My Two Cents

Chris Faulknor
Chris Faulknor, Publisher
Publisher Chris Faulknor speaks of the Charlevoix County tax notices in a final appeal.

By: Chris Faulknor, Publisher
(231) 582-2799 

Chris Faulknor, Editor

This past week, I learned the Charlevoix County Treasurer has decided not to publish the tax foreclosure notices for 2011 in The Boyne City Gazette.

She has decided the best place for the county’s vital, and legally-required, information in the cheapest and least circulated newspaper.

This move ensures two things: our tax dollars will go to a business based in Gaylord instead of being kept locally; and these important notices will be published in a paper with an unverified and lowest stated readership.

A public notice is a piece of information the State of Michigan deems so important it is required to be placed in a newspaper of record, published and circulated in the county in question, to give the public maximum opportunity to become aware of the facts contained therein.

By publishing these in an out-of-county newspaper with low readership it decreases the public’s ability to see these important notices.

As with most quality newspapers, The Boyne City Gazette has been proudly audited by the United States Postal Service. This means I sat here in the office while a postal worker from Lansing picked through every store receipt, verified the paid subscriptions I claimed were actually paid (by way of cancelled check, in fact), and physically counted the papers being recycled.

Sure, the county will save a few hundred dollars, but refusing to support local businesses is a poor choice in the long run.

When I addressed this issue at a recent County Commission meeting, the treasurer stood up and said “I’m publishing it with the (lower circulated newspaper) because they quoted us a lower price)”

Cost savings should not be the sole factor in deciding who is lucky enough to see the foreclosure notices this year (this year, the lucky crowd will number under a thousand, and mostly comprise residents of East Jordan, Ellsworth, and Atwood).

So why were The Boyne City Gazette’s prices higher?

Well, it starts with a higher quality product.

Our news coverage is unparalleled, but don’t take our word for it.

Go ahead and lay the Boyne City Gazette on a table next to any other area publication. Count the local photos. Count the local stories. Count the local columnists and see who comes out on top.

We are represented at nearly every Boyne City event.

You will see photos in this week’s paper from events that no other news source got near (Not sure? Try to find a photo from Boyne City’s ladder truck in another paper this week, or a photo of Blackie and the Rodeo Kings at Freshwater Studio or a feature story on Shirley Howie or the in-depth coverage of the Charlevoix County Board of Commissioners meeting).

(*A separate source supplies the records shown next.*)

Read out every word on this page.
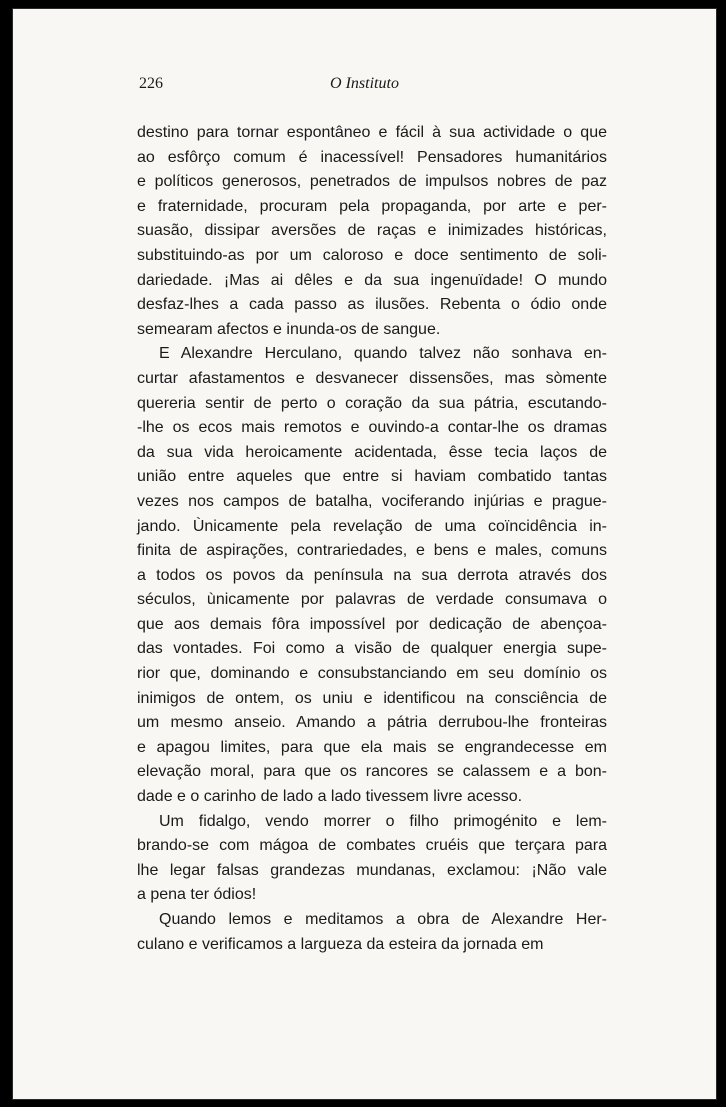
226	O Instituto
destino para tornar espontâneo e fácil à sua actividade o que
ao esfôrço comum é inacessível! Pensadores humanitários
e políticos generosos, penetrados de impulsos nobres de paz
e fraternidade, procuram pela propaganda, por arte e per-
suasão, dissipar aversões de raças e inimizades históricas,
substituindo-as por um caloroso e doce sentimento de soli-
dariedade. ¡Mas ai dêles e da sua ingenuïdade! O mundo
desfaz-lhes a cada passo as ilusões. Rebenta o ódio onde
semearam afectos e inunda-os de sangue.
E Alexandre Herculano, quando talvez não sonhava en-
curtar afastamentos e desvanecer dissensões, mas sòmente
quereria sentir de perto o coração da sua pátria, escutando-
-lhe os ecos mais remotos e ouvindo-a contar-lhe os dramas
da sua vida heroicamente acidentada, êsse tecia laços de
união entre aqueles que entre si haviam combatido tantas
vezes nos campos de batalha, vociferando injúrias e prague-
jando. Ùnicamente pela revelação de uma coïncidência in-
finita de aspirações, contrariedades, e bens e males, comuns
a todos os povos da península na sua derrota através dos
séculos, ùnicamente por palavras de verdade consumava o
que aos demais fôra impossível por dedicação de abençoa-
das vontades. Foi como a visão de qualquer energia supe-
rior que, dominando e consubstanciando em seu domínio os
inimigos de ontem, os uniu e identificou na consciência de
um mesmo anseio. Amando a pátria derrubou-lhe fronteiras
e apagou limites, para que ela mais se engrandecesse em
elevação moral, para que os rancores se calassem e a bon-
dade e o carinho de lado a lado tivessem livre acesso.
Um fidalgo, vendo morrer o filho primogénito e lem-
brando-se com mágoa de combates cruéis que terçara para
lhe legar falsas grandezas mundanas, exclamou: ¡Não vale
a pena ter ódios!
Quando lemos e meditamos a obra de Alexandre Her-
culano e verificamos a largueza da esteira da jornada em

Our prices are higher, but it’s not that the Boyne City Gazette charges so much more — fact is our prices are still lower than the going rate of newspapers with similar quality and circulation — but that another paper charges so much less.

And, yes, we depend on the revenue from legal notices to keep putting out the community-focused, news-packed paper our readers have come to depend upon.

We bring this matter to your attention because, as the saying goes, our ox is getting gored. But, it’s not just our ox … it’s Boyne City’s ox.